The liner notes for the new release include Toby’s story of the signature track. “Me and some friends wandered into a bar in Dodge City, Kansas, where the old TV show Gunsmoke was set, and watched a buddy get shot down by the pretty girl he asked to dance. Young guy in a hat walked up after and she went right off to the floor with him. Someone turned to our friend and said, ‘You should have been a cowboy.’ We got back to the hotel and I wrote it in the bathroom once everyone fell asleep. Turned it in with my whole life’s work to that point once I got a record deal.
“Then we got to Nashville’s old Music Mill studio to record the album.” continues Keith. “Hearing my songs played by real session guys instead of whoever I’d made the demo with was like putting on magic dust. When we did ‘Cowboy’ I could tell by the look on their faces we really had something. On the outside I was all business, but on the inside, I was jumping up and down. Having people believe in me not just as an artist but as a songwriter – I’d never had that. Twenty-five years later, it’s still the best part.”
In the quarter-century since, Keith has established and maintained a place as one of the biggest live attractions, and best sellers, in country music. “I would open shows with ‘Cowboy’ and play the whole album. ‘He Ain’t Worth Missing’ got a lot of attention from the women in the audience. Even today, I could play ‘Wish I Didn’t Know Now’ every night, the crowd loves it so much.
’A Little Less Talk And A Lot More Action’ was one nobody thought was a single, but the reaction was so big live we thought it would make a good fourth release. I still close almost every show with it. ‘Close But No Guitar’ was way different from everything else on the album. At the time I thought ‘Valentine’ could have been, but looking back it probably wasn’t a good single choice. I also turned in [future hit] ‘Does That Blue Moon Ever Shine On You’ and it was close to making the album, but eventually got cut.”

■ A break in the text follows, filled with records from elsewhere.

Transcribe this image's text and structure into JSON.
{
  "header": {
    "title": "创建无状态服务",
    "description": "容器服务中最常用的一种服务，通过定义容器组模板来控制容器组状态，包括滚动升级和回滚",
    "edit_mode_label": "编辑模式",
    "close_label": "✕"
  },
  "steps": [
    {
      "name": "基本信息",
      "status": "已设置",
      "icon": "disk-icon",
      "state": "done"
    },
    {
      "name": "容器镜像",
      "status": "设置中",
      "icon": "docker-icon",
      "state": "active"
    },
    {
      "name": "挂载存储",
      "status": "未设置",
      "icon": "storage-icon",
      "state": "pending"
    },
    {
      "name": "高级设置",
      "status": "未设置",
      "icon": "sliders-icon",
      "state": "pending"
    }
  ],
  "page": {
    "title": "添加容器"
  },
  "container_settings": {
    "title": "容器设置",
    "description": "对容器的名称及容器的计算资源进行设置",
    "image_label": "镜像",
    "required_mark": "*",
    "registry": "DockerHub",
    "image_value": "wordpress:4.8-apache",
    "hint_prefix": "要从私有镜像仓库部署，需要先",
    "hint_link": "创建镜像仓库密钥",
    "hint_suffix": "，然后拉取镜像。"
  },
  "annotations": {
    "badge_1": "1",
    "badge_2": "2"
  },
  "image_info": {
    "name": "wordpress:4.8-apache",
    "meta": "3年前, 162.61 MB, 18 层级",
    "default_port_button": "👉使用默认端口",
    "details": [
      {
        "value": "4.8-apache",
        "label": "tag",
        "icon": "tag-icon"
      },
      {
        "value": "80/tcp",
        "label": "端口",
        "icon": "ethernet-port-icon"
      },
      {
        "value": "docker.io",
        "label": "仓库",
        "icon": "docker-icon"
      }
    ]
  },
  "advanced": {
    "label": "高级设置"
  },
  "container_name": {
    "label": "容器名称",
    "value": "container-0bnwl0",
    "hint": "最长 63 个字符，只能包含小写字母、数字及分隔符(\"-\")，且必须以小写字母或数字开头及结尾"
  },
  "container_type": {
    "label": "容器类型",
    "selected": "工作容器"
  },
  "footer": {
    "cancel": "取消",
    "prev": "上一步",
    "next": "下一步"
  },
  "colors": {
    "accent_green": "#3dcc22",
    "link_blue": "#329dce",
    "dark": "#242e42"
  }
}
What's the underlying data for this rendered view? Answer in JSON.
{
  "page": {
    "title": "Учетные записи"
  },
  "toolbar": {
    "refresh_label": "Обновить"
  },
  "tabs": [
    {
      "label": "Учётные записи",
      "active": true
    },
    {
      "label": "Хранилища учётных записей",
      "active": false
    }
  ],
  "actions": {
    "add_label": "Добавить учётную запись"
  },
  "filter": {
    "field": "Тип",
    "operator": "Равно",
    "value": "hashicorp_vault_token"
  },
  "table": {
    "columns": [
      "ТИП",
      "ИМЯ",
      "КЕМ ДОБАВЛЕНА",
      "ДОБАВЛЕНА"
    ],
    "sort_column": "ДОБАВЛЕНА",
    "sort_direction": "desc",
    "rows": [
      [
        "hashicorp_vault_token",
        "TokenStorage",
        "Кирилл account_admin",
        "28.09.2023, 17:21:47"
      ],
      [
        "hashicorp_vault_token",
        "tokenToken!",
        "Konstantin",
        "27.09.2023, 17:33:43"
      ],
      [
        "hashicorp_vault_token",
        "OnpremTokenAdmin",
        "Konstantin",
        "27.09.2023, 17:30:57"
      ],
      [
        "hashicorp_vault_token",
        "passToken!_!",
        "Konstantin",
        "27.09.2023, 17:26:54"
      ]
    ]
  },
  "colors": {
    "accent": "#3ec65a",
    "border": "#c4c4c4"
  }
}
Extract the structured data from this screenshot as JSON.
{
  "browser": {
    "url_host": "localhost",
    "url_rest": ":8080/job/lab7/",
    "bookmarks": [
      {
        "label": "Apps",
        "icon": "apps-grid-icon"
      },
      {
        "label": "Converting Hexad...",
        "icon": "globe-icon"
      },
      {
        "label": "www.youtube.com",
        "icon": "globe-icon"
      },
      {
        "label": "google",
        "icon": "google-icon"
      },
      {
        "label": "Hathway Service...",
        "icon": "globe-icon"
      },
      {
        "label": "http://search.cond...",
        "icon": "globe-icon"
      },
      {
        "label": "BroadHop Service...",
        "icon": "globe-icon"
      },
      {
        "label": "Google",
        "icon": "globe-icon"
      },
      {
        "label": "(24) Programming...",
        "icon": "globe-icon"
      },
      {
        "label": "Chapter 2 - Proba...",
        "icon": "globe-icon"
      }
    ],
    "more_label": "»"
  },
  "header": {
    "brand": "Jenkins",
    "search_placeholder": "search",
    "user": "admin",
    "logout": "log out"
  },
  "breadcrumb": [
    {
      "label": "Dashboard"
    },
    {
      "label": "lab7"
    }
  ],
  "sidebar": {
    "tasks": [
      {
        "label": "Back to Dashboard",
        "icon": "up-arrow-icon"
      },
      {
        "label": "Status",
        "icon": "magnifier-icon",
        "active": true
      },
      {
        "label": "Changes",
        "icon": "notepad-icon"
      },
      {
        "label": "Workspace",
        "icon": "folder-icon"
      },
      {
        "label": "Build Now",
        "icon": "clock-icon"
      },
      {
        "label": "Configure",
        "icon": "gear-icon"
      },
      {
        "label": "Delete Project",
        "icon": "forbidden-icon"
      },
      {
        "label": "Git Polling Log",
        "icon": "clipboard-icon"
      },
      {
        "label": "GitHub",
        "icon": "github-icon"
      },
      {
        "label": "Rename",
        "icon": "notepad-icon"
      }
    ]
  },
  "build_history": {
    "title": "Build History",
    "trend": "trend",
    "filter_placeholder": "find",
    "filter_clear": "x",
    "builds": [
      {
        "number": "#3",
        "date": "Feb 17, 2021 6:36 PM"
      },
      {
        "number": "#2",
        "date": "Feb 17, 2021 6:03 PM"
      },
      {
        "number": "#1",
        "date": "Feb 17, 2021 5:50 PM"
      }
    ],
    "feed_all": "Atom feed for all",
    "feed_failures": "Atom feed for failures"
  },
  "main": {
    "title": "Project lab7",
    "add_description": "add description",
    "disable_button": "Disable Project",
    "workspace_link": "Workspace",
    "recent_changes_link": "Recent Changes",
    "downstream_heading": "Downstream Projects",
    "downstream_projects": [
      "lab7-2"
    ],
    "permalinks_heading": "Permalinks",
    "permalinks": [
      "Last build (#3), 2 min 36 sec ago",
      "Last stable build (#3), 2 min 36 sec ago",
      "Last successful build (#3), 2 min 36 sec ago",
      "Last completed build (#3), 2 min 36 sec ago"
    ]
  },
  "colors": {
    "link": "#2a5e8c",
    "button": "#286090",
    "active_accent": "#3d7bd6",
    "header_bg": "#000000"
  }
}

The three rarities in the new package are ‘Tossin’ And Turnin’,’ I’ll Still Call You Baby’ and ‘Daddy Mac.’ “Those were all turned in with that pile of songs,” says Keith, “everything I’d written before we went in to record. We went back and found a few of them that were written between 1986 and 1990. I got signed in ’91 and the album came out in 1993.
“I’d never been in Nashville and wasn’t influenced by that kind of writing. I was doing it on my own, so going back and listening I was like, ‘Wow, that’s a good song for being self-taught from listening to Haggard and John Prine.’ Even though I was green and didn’t know any tricks of the trade, I still managed to get the turns right and be creative enough for someone to want to listen to it.”
Keith, whose Toby Keith Should’ve Been A Cowboy Tour XXV presented by Ford F-Series concludes later this month in California, muses about what he would now tell his younger self. “One thing you can’t tell him, because they won’t let you, is, ‘Be more yourself.’ I fought with my first label until I got sick of it, put my foot down and risked my whole career.
“So I think maybe I should have done that sooner, but it’s overwhelming at that point. You’re walking into a world famous room full of triple scale musicians and legendary producers. How do you start laying down the law and not look like an asshole? You still gotta be someone they want to work with.”